Tuesday, December 21, 2010
Kim: Preservice Artist Educator
I haven't known Kim for very long, but I have a strong sense of who she is as a woman. She is at at point in her life where she is figuring out who she wants to be. In a phase of transition and change, she is seriously contemplating who she wants to become. Kim has very broad interests; art, sports, and music. She appreciates material things but also has a great appreciation for nature, which keeps her balanced. In her opinion, these are the things that make her unique.
Kim doesn't feel limited by any of the titles that describe her because she has defied/ broken so many of them.
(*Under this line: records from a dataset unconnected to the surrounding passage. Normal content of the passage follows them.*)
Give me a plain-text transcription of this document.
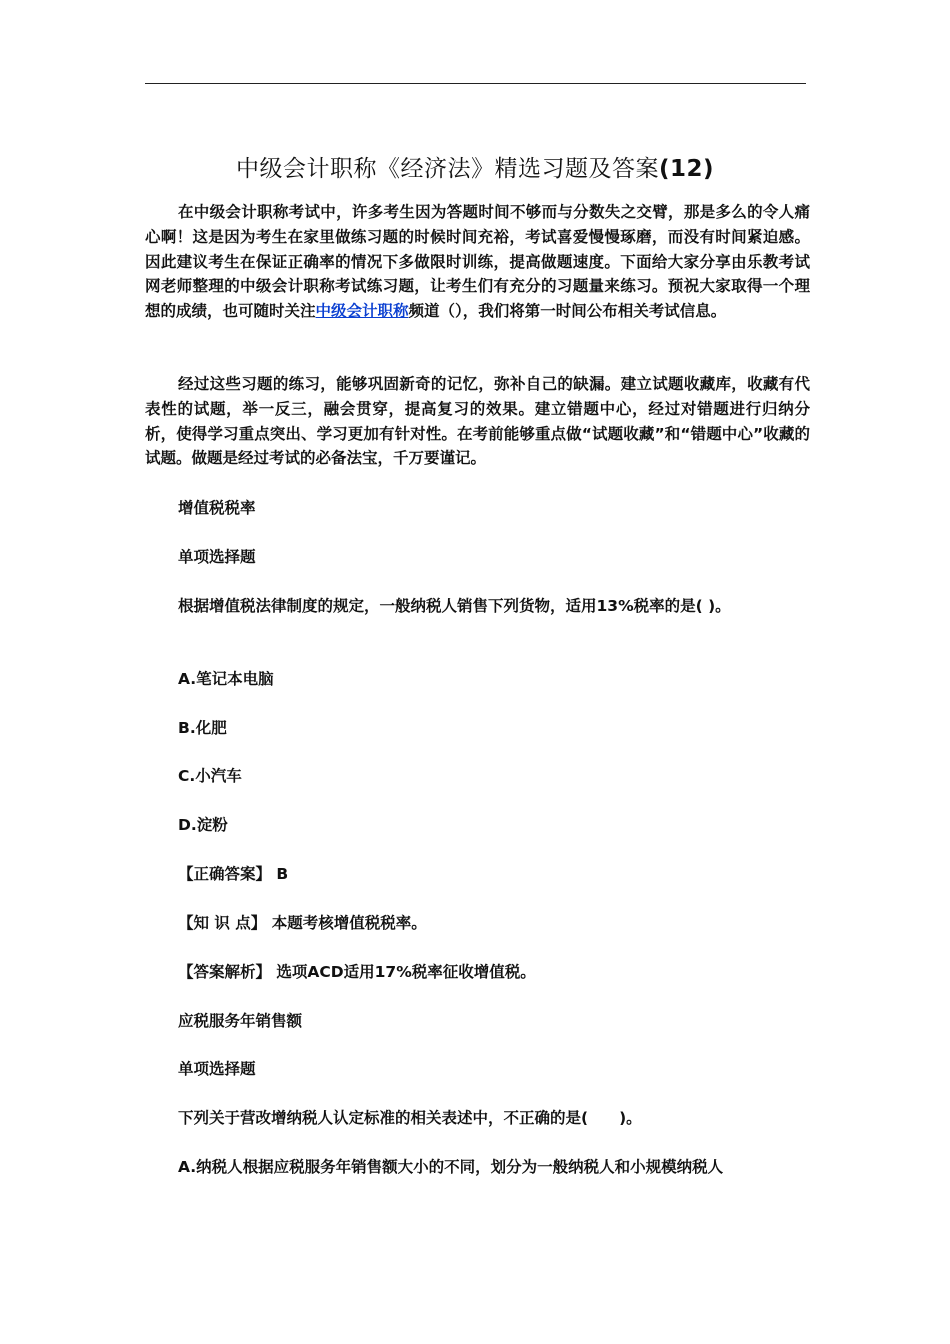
中级会计职称《经济法》精选习题及答案(12)
在中级会计职称考试中，许多考生因为答题时间不够而与分数失之交臂，那是多么的令人痛心啊！这是因为考生在家里做练习题的时候时间充裕，考试喜爱慢慢琢磨，而没有时间紧迫感。因此建议考生在保证正确率的情况下多做限时训练，提高做题速度。下面给大家分享由乐教考试网老师整理的中级会计职称考试练习题，让考生们有充分的习题量来练习。预祝大家取得一个理想的成绩，也可随时关注中级会计职称频道（），我们将第一时间公布相关考试信息。
经过这些习题的练习，能够巩固新奇的记忆，弥补自己的缺漏。建立试题收藏库，收藏有代表性的试题，举一反三，融会贯穿，提高复习的效果。建立错题中心，经过对错题进行归纳分析，使得学习重点突出、学习更加有针对性。在考前能够重点做“试题收藏”和“错题中心”收藏的试题。做题是经过考试的必备法宝，千万要谨记。
增值税税率
单项选择题
根据增值税法律制度的规定，一般纳税人销售下列货物，适用13%税率的是( )。
A.笔记本电脑
B.化肥
C.小汽车
D.淀粉
【正确答案】 B
【知 识 点】 本题考核增值税税率。
【答案解析】 选项ACD适用17%税率征收增值税。
应税服务年销售额
单项选择题
下列关于营改增纳税人认定标准的相关表述中，不正确的是(　　)。
A.纳税人根据应税服务年销售额大小的不同，划分为一般纳税人和小规模纳税人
As an illustration of this, she shares that she was an artist at a design firm and then decided that art education was a more desirable field. She is a non-traditional student and I think she embraces that idea. Her titles do not restrict her because she can break right through them.
I love Kim's outlook on what will make her a great art educator. She believes that everyone has potential but they need help reaching that potential. She enjoys the diversity in the learning styles of students, and is comforted by the knowledge that an educator can truly make a difference.
In terms of success as a professional artist, Kim has a unique perspective due to her work experiences. In terms of graphic design, she has the skills to interpret what people want. She makes the effort to understand the client and translate their ideas into the work. This is a huge consideration in the life of an artist who is looking to make a living from their work. I think Kim is the first artist educator who has answered this question in this way. She's turned the tables, and I find it intriguing.
When asked what makes Kim a great woman, she shared that she just does her own thing. "I don't depend on anyone to to anything for me."
Kim donated a beautiful collections of papers with a variety of textures, patterns, and colors. She also shared some photographs of her digital work as well as paintings. Her contribution of black glitter (which is pretty amazing) did drive the tone of her portrait to a large extent.